L-R: Garrett Lee Hendricks, David Pendleton, Marty Austin Lamar, Nedra McClyde, and Jason Donnell Bush. Photo by Gretchen Handloser.

Willie Johnson (Jason Donnell Bush) is an eager, innocent young man who hopes to make his fortune through his ability to dance. Caleb Humphries (Garrett Lee Hendricks) is a bitter man, having lost both his wife and child. Although he is quite attracted to Evers, he is never completely convinced that her treatments work, especially after he finds out that everyone else with "bad blood" (the local name for syphilis) is getting penicillin shots. Hodman Bryan (Marty Austin Lamar) is a strong, illiterate farmer who still believes in magical cures. Ben Washington (the magnificent David Pendleton) is older than the other men. He has total faith in Evers. She has taught him how to write his name.
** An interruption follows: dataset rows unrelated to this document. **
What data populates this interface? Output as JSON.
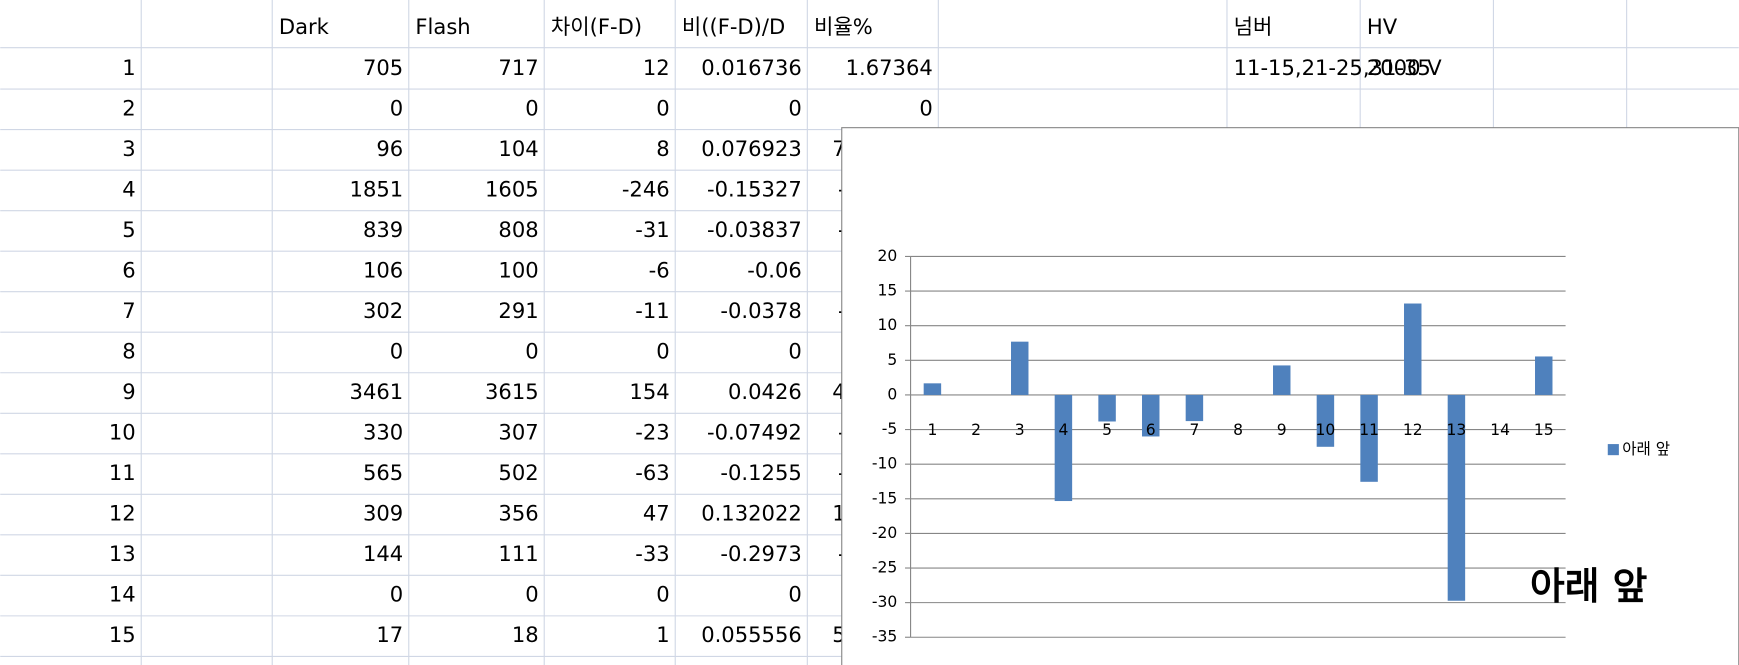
{
  "table": {
    "columns": [
      "Dark",
      "Flash",
      "차이(F-D)",
      "비((F-D)/D",
      "비율%"
    ],
    "rows": [
      [
        1,
        705,
        717,
        12,
        0.016736,
        1.67364
      ],
      [
        2,
        0,
        0,
        0,
        0,
        0
      ],
      [
        3,
        96,
        104,
        8,
        0.076923,
        7.692308
      ],
      [
        4,
        1851,
        1605,
        -246,
        -0.15327,
        -15.3271
      ],
      [
        5,
        839,
        808,
        -31,
        -0.03837,
        -3.83663
      ],
      [
        6,
        106,
        100,
        -6,
        -0.06,
        -6
      ],
      [
        7,
        302,
        291,
        -11,
        -0.0378,
        -3.78007
      ],
      [
        8,
        0,
        0,
        0,
        0,
        0
      ],
      [
        9,
        3461,
        3615,
        154,
        0.0426,
        4.260028
      ],
      [
        10,
        330,
        307,
        -23,
        -0.07492,
        -7.49186
      ],
      [
        11,
        565,
        502,
        -63,
        -0.1255,
        -12.5498
      ],
      [
        12,
        309,
        356,
        47,
        0.132022,
        13.20225
      ],
      [
        13,
        144,
        111,
        -33,
        -0.2973,
        -29.7297
      ],
      [
        14,
        0,
        0,
        0,
        0,
        0
      ],
      [
        15,
        17,
        18,
        1,
        0.055556,
        5.555556
      ]
    ]
  },
  "side": {
    "headers": [
      "넘버",
      "HV"
    ],
    "row1": [
      "11-15,21-25,31-35",
      "2000 V"
    ]
  },
  "chart_data": {
    "type": "bar",
    "categories": [
      1,
      2,
      3,
      4,
      5,
      6,
      7,
      8,
      9,
      10,
      11,
      12,
      13,
      14,
      15
    ],
    "series": [
      {
        "name": "아래 앞",
        "color": "#4f81bd",
        "values": [
          1.67364,
          0,
          7.692308,
          -15.3271,
          -3.83663,
          -6,
          -3.78007,
          0,
          4.260028,
          -7.49186,
          -12.5498,
          13.20225,
          -29.7297,
          0,
          5.555556
        ]
      }
    ],
    "ylim": [
      -35,
      20
    ],
    "yticks": [
      -35,
      -30,
      -25,
      -20,
      -15,
      -10,
      -5,
      0,
      5,
      10,
      15,
      20
    ],
    "grid": true,
    "legend": "right",
    "annotation": "아래 앞"
  }
}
The experiment is supervised by a white doctor named John Douglas (Alex C. Ferrill), a man who deludes himself until the end with phony reasons for letting men die. Eugene Brodus (Evander Duck), a black doctor who works with Ferrill, goes along with the project, ostensibly because he thinks it will eventually help his people, but one suspects really because it will aid his ambitions.

Garrett Lee Hendricks, David Pendleton, Jason Donnell Bush, Marty Austin Lamar, and Nedra McClyde (clockwise from bottom left) in "Miss Evers'boys." Photo by Gretchen Handloser.

The play is told as a flashback, as Evers testifies before the 1973 Senate hearings. The aged nurse pleads her case, but she is obviously wracked with guilt. This may all sound extremely grim, but the play is continually lightened by the dancing of the men who form a troupe that competes in local dance contests, as well as their general good sense and good sense of humor.

Bush is especially light on his toes and Michael Blevins deserves credit for fine choreography created for a small stage.

"Miss Evers' Boys" is particularly effecting in the way in charts the physical and mental changes lack of treatment produces in the men. By the end of the play, Pendleton manages to transform himself to such an extent it was hard to recognize the same actor.

"Miss Evers' Boys" proves unquestionably that the road to hell is not paved with good intentions, It is paved with bad intentions we tell ourselves are good.